Diffusivity and atomic mobility in fcc Cu–Mn–Si alloys: measurements and modeling by CALTPP program

Abstract

Accurate diffusivities and atomic mobility parameters of fcc Cu–Mn–Si alloys are essential to understand the growth behavior of Mn barrier layer between the Cu interconnect and Si-based dielectric in microelectronic integrated circuits. Totally twelve diffusion couples of fcc Cu–Mn–Si alloys at 923, 1023 and 1123 K are prepared and their composition profiles are determined by EPMA technique. The composition profiles are input in CALTPP program to extract the interdiffusivity matrices by the Matano–Kirkaldy method (version 1) and numerical inverse approach (version 2).

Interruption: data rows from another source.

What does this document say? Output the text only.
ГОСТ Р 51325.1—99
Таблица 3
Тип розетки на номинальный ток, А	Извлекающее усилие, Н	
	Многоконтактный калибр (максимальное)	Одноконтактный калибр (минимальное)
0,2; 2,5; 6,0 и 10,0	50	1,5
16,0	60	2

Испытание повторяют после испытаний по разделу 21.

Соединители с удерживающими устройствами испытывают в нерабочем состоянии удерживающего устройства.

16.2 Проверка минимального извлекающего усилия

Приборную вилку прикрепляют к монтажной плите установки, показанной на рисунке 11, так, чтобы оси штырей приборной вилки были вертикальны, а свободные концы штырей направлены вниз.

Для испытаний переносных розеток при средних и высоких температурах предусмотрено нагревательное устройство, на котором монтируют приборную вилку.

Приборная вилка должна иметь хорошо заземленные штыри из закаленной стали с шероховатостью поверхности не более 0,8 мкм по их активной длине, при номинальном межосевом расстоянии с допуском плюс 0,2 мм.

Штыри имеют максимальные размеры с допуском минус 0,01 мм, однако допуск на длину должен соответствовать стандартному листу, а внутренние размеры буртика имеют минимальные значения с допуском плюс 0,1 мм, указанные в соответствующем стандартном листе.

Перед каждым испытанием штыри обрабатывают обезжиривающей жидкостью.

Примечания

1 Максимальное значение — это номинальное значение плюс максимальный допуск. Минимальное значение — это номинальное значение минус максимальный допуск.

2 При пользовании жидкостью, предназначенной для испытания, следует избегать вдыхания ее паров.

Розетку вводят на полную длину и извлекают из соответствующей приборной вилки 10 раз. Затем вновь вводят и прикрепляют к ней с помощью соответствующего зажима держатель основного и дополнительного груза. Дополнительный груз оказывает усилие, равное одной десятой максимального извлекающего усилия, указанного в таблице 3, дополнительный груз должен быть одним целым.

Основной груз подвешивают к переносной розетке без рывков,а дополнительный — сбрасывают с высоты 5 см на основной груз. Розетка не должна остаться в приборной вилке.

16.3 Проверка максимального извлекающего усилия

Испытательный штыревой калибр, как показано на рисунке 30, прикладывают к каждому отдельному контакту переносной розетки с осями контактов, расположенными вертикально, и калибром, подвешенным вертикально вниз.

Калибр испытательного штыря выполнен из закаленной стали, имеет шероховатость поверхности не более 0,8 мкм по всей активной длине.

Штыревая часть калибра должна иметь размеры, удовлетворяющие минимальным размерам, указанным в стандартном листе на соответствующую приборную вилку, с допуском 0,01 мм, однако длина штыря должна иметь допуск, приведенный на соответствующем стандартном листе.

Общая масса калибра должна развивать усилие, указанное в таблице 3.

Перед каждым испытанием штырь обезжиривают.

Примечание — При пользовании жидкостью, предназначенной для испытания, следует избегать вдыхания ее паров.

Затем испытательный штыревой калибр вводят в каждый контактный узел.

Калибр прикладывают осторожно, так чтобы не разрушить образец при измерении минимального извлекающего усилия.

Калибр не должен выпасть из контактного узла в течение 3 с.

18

Then, the corresponding atomic mobilities are evaluated based on these two versions of diffusivities, respectively. The quality of these two versions of atomic mobility parameters is examined by comparing the diffusion behaviors between the model-predicted and measured ones. In the current work, atomic mobilities of version 2 are recommended on account of their better consistency with composition profiles. The three-dimensional main interdiffusion coefficients, activation energy and frequency-factor planes of fcc Cu–Mn–Si alloys are constructed to display the composition- and temperature-dependent diffusion properties. The reliable atomic mobility parameters obtained in this work are key input for the computation design for multi-component Cu alloys.